On a train, H talks to the second man he saw playing the game in the field and discovers that all of the passengers are playing the game. The man tells H he is "the one who answers questions". H asks him "What is the connection between routes and maps?" but falls asleep; in his dream, H has a new nightmare in which dice are rolled and he is ordered off the train.

H and the first man he met are in an aeroplane flying over Europe, the game's new scale, heading towards the Montfossis (fake mountains used by cartographers to converge two ranges on a map). H sleeps and dreams they are flying over maps in an exhibition and are travelling not in space, but in time. As they fly over multiple labyrinth maps the man says they are in the eye of the dice. A new dice rolls which changes the scale to encompass the whole planet Earth. H loses consciousness in the thin air the plane is flying in.
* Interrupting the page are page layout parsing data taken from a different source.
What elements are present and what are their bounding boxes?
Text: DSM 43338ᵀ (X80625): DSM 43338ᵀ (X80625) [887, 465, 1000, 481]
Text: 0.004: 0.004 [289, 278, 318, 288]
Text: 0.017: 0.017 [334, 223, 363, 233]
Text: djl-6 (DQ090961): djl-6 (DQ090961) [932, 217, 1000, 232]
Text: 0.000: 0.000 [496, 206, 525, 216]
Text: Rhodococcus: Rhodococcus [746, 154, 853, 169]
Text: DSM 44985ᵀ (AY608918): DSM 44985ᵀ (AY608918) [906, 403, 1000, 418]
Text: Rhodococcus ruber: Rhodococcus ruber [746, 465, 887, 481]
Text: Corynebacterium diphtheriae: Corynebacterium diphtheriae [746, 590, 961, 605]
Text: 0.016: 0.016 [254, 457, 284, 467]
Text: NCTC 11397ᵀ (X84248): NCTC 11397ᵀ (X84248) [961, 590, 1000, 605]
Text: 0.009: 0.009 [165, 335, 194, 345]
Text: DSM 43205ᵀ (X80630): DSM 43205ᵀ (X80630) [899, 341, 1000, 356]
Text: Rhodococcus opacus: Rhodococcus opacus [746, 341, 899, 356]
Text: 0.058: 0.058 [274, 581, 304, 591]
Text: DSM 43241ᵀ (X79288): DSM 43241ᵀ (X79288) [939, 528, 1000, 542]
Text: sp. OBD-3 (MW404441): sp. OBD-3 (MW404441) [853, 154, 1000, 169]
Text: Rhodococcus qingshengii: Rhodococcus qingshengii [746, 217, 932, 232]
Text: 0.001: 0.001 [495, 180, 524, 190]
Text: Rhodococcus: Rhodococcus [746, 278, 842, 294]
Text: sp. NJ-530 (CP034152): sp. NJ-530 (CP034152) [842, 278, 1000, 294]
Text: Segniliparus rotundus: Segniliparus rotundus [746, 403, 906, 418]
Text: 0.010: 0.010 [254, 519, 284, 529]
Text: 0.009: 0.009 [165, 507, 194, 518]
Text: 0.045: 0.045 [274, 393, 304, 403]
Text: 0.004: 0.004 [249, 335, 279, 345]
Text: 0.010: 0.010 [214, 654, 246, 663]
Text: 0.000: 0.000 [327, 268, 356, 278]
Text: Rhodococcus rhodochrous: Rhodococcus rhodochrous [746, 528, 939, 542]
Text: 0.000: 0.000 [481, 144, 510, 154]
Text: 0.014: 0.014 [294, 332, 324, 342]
Waking up sitting on a giant hand, H sees the dice and rolls them, but the hand closes in on him. As it opens, H realizes he is both the dice in the game he is in and also the player rolling them. H disappears leaving only the dice behind. The scale changes to that of the universe. As they travel the cosmos, a man tells him that they are not dead, but the Earth is because there is no more time and therefore no space. Observing the universe and the Earth, H realizes he is waking up but doesn't know which dream he will wake in. Finally, H is back again in the field where he first found the men playing the game.

== Full cast and crew ==
- Pascal Bonitzer as "H" - Actor
- Jean-Loup Rivière as "The One Who Answers Questions" - Actor
- Serge Brodsky - Second Unit Director or Assistant Director
- Janine Knuth - Artistic Collaborator
- Jean Hertz - Sound Mixer
- Roger Vieyra - Sound Crew

== Reception ==
=== Interpretations and analysis ===

The film was said to be considered as an "allegory that condenses and emblematizes not only themes from Ruiz's work as a whole, but also key dimensions of his filmmaking practice" (Goddard 2). Zig-Zag shows the form of filmography that really describes Ruiz's style, as the film presents this idea how a film can be a type of impossible cartography that is always changing and never secured. The film presents Ruiz's style when it plays with the ability to critique representation within film as the character H takes us through many representations of territory and representations of territories through maps as Ruiz uses cinema, dreams, and cartographic explorations (Goddard 4). Representation to Ruiz is a means to expose the invisible and to put forward to an audience things which cannot be seen "using the capacity of images", because" they are too abstract or their nature is divine" so that they may be understood truthfully to reveal or render evident/certain realities which cannot be shown" (Ruiz 36). When the film uses these images of maps as representations of territories, Ruiz is able to challenge the logic of cartographers and how their representation may not be fully true, as cities may always undergo change and cities may be destroyed, or even both. In the film, it presents this paradox between territory and the image of territory showing us how territories and their maps are concrete yet abstract at the same time since a territory is physical and an image of the territory (map) is abstract or created, revealing the uncertainty of representation.